Solving the transportation challenge not only is a quality-of-life issue but goes to the very essence of our ability to compete. The world is getting smaller, but convention facilities, tourist attractions and hotels around the globe are getting larger, so our ability to provide world-class tourist transportation could be a differentiator.

Already, cities such as Phoenix, Denver, San Diego and Orlando, Fla., have gotten a head start on us with regard to light rail and its ability to move people in a smooth and cost-efficient manner. We are behind, to be sure, but we can catch up and surpass them all.

All we have to do is start. And this is the beginning of that discussion.

How much it will cost, how long it will take, the roadblocks in our way and the hurdles we must overcome are all part of that conversation.

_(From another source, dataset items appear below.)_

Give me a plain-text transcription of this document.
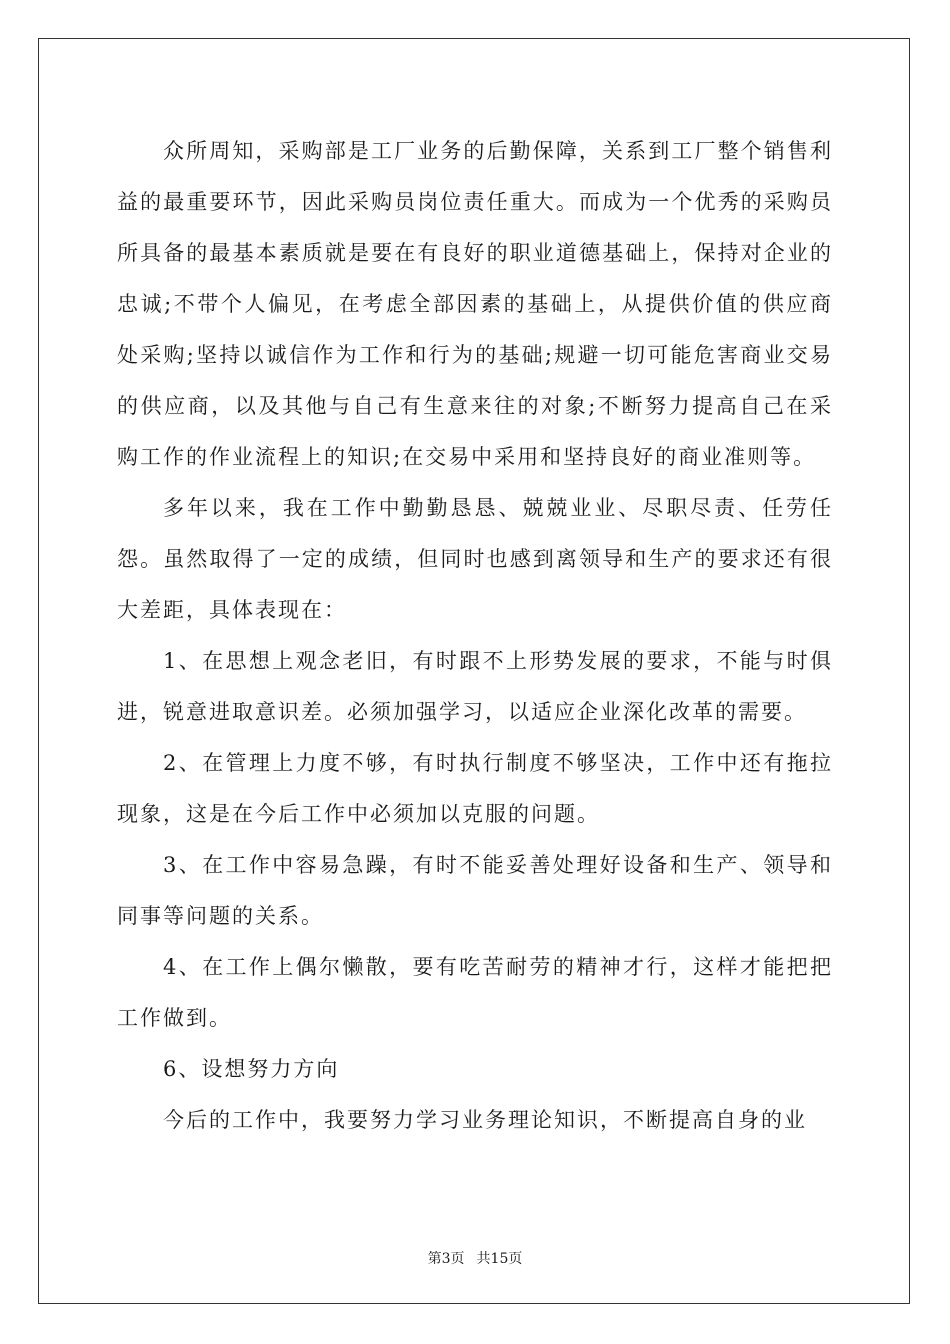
众所周知，采购部是工厂业务的后勤保障，关系到工厂整个销售利益的最重要环节，因此采购员岗位责任重大。而成为一个优秀的采购员所具备的最基本素质就是要在有良好的职业道德基础上，保持对企业的忠诚;不带个人偏见，在考虑全部因素的基础上，从提供价值的供应商处采购;坚持以诚信作为工作和行为的基础;规避一切可能危害商业交易的供应商，以及其他与自己有生意来往的对象;不断努力提高自己在采购工作的作业流程上的知识;在交易中采用和坚持良好的商业准则等。

多年以来，我在工作中勤勤恳恳、兢兢业业、尽职尽责、任劳任怨。虽然取得了一定的成绩，但同时也感到离领导和生产的要求还有很大差距，具体表现在：

1、在思想上观念老旧，有时跟不上形势发展的要求，不能与时俱进，锐意进取意识差。必须加强学习，以适应企业深化改革的需要。

2、在管理上力度不够，有时执行制度不够坚决，工作中还有拖拉现象，这是在今后工作中必须加以克服的问题。

3、在工作中容易急躁，有时不能妥善处理好设备和生产、领导和同事等问题的关系。

4、在工作上偶尔懒散，要有吃苦耐劳的精神才行，这样才能把把工作做到。

6、设想努力方向

今后的工作中，我要努力学习业务理论知识，不断提高自身的业

第3页 共15页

And that discussion cannot be had without you, our readers.

For you will be the beneficiaries of a 21st century multimodal system of moving people from the airport to the Strip to downtown to North Las Vegas. Rail that will give tourists easy access to all that we have built for them and rail for locals to have easy access to work, play and home.

The same attitude and commitment that has allowed decades of dreamers and builders to create today’s Las Vegas can propel us to the decisions necessary to make sure we continue to lead all comers when it comes to moving people around a city.

Imagine a Las Vegas in 2026 that is the envy of the world. That’s easy. Now imagine a Las Vegas in 2026 with a world-class transportation system. That is a combination that can’t and won’t be beat.

It all starts today in the pages of The Sunday.

Brian Greenspun is owner, publisher and editor of the Sun.